So I return to my question: What might Jack Graham’s revival look like? Will it announce the Kingdom of God by speaking truth to the corruption and immorality of this presidential administration? Will it cause Christians to address the structural problems of race in America? What will such a revival mean for the “least of these”–the poor, the immigrant, the unborn, the elderly? How might such a revival inspire Christians to care for the creation? Or will this be a Christian nationalist and capitalist revival? Or perhaps it will be solely a pietistic revival, with little effect on sin-infested social institutions and practices.

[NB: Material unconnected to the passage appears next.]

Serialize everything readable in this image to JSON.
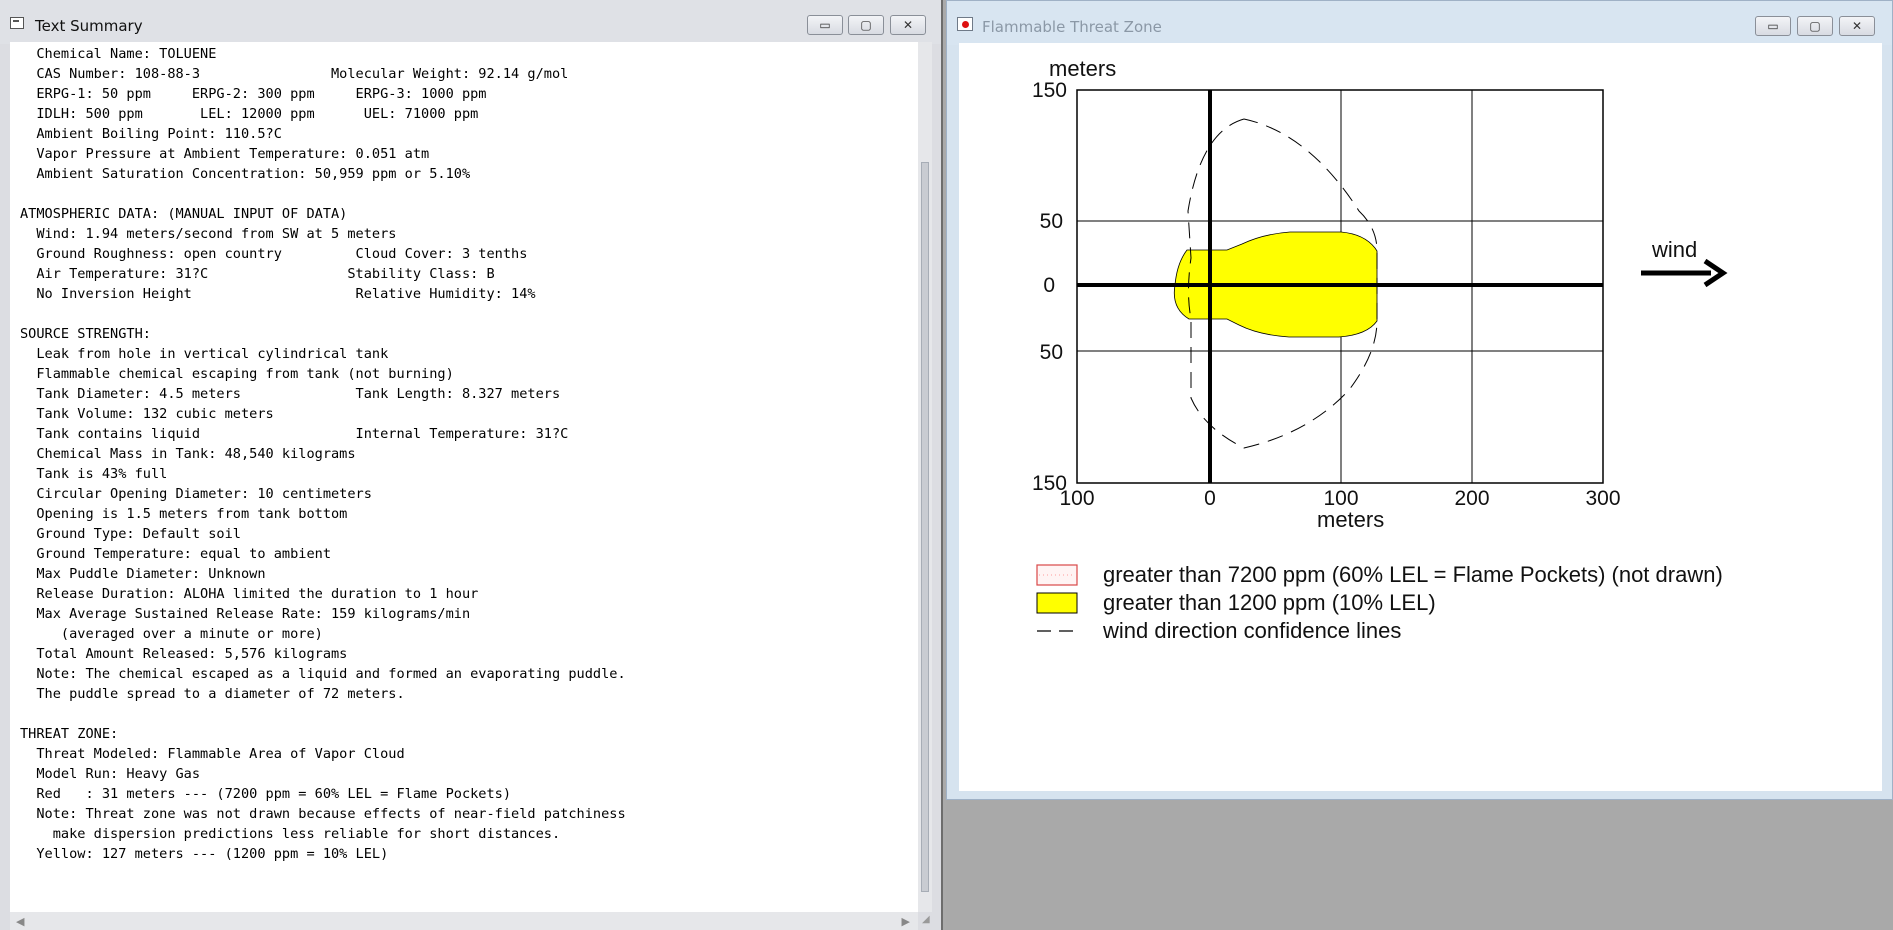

N.T. Wright has been a lodestar for me during this series. Here Wright in The Day the Revolution Began:
True, in recent years several thinkers have made a distinction between ‘mission’ (the broadest view of the church’s task in the world) and ‘evangelism’ (the more specific task of telling people about Jesus’s death and resurrection and what it means for them); but the word ‘mission’ is still used in the narrower sense as well, often referring to specific events such as weeklong ‘evangelistic rally.’ Part of my aim in this book has been to widen the scope of the ‘mission’ based on what Jesus did on the cross without losing its central and personal focus. I hope it is clear, in fact, that this task of telling people about Jesus remains vital. But I have also been arguing that the early Christian message is not well summarized by saying that Jesus died so that we can go to heaven That way of looking at the gospel and mission both shrinks and distorts what the Bible actually teaches. It ignores Jesus’s claim to be launching God’s kingdom ‘on earth as in heaven’ and to be bringing that work to its climax precisely on the cross. It ignores the New Testament’s emphasis on the true human vocation, to be ‘image-bearers,’ reflecting God’s glory into the world and the praises of creation back to God.” (p.356-357)
According to Wright, the vocation of the image-bearing Christian extends beyond Christian Right talking points.

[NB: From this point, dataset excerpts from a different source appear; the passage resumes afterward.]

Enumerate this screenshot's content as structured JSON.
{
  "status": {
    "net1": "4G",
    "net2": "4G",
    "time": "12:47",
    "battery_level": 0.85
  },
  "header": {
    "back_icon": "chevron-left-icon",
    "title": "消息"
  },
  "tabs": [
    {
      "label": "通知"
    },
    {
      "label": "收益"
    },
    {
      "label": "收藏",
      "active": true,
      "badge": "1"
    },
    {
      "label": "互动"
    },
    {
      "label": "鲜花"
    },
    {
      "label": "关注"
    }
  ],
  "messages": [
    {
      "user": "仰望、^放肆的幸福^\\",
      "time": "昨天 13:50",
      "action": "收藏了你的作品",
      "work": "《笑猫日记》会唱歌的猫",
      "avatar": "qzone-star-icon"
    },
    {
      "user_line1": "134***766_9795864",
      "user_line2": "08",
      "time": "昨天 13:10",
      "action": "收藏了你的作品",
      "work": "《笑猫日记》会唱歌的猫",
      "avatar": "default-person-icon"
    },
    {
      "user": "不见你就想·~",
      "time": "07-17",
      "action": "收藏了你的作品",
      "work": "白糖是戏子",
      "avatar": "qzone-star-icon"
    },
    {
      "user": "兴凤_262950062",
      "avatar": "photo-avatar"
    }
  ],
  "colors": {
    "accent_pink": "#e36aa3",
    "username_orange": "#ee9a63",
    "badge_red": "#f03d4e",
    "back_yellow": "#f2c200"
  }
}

Finally, in point three of his message, “engage the church,” Graham talks about how the church grew in numbers, prayed together, and studied the scripture. This is good. But it is also a pretty selective view of Acts 2. For example, Graham fails to mention Acts 2:42-47:
They devoted themselves to the apostles’ teaching and to fellowship, to the breaking of bread and to prayer. Everyone was filled with awe at the many wonders and signs performed by the apostles. All the believers were together and had everything in common. They sold property and possessions to give to anyone who had need. Every day they continued to meet together in the temple courts. They broke bread in their homes and ate together with glad and sincere hearts, praising God and enjoying the favor of all the people. And the Lord added to their number daily those who were being saved.
What might this passage mean in the larger context of debates over the opening of a capitalist economy defined by individual accumulation of property and possessions? How might this passage in Acts relate to the “spiritual awakening” Graham believes is coming to America and the world?

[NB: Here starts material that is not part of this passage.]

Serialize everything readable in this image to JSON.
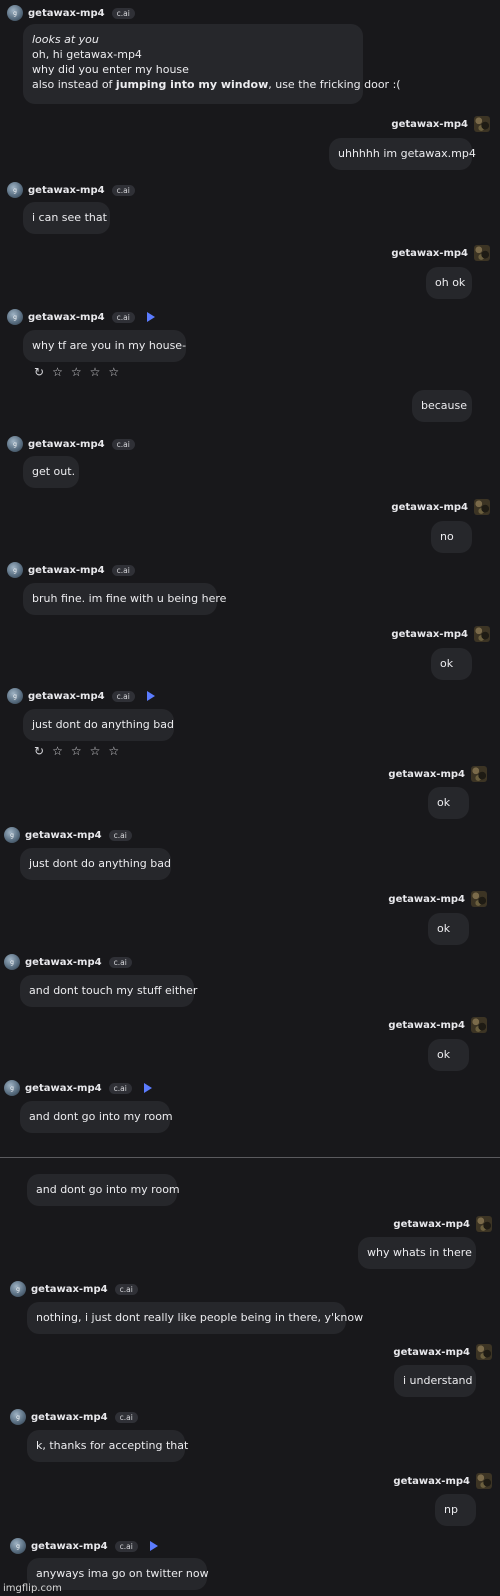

I have been reading Eugene McCarraher‘s provocative book The Enchantments of Mammon: How Capitalism Became the Religion of Modernity. In his discussion of early 20th-century businessman Edward Filene, McCarraher writes, “‘The right and power to buy must lead to a great new religious awakening,’ Filene proclaimed, ‘a religious experience such as humanity has never had an opportunity to know before.”
If Trump managed to make it through the entire service, he learned that his attempts to open-up the economy will lead to a religious awakening that will make America great again and secure him the evangelical votes he needs in November.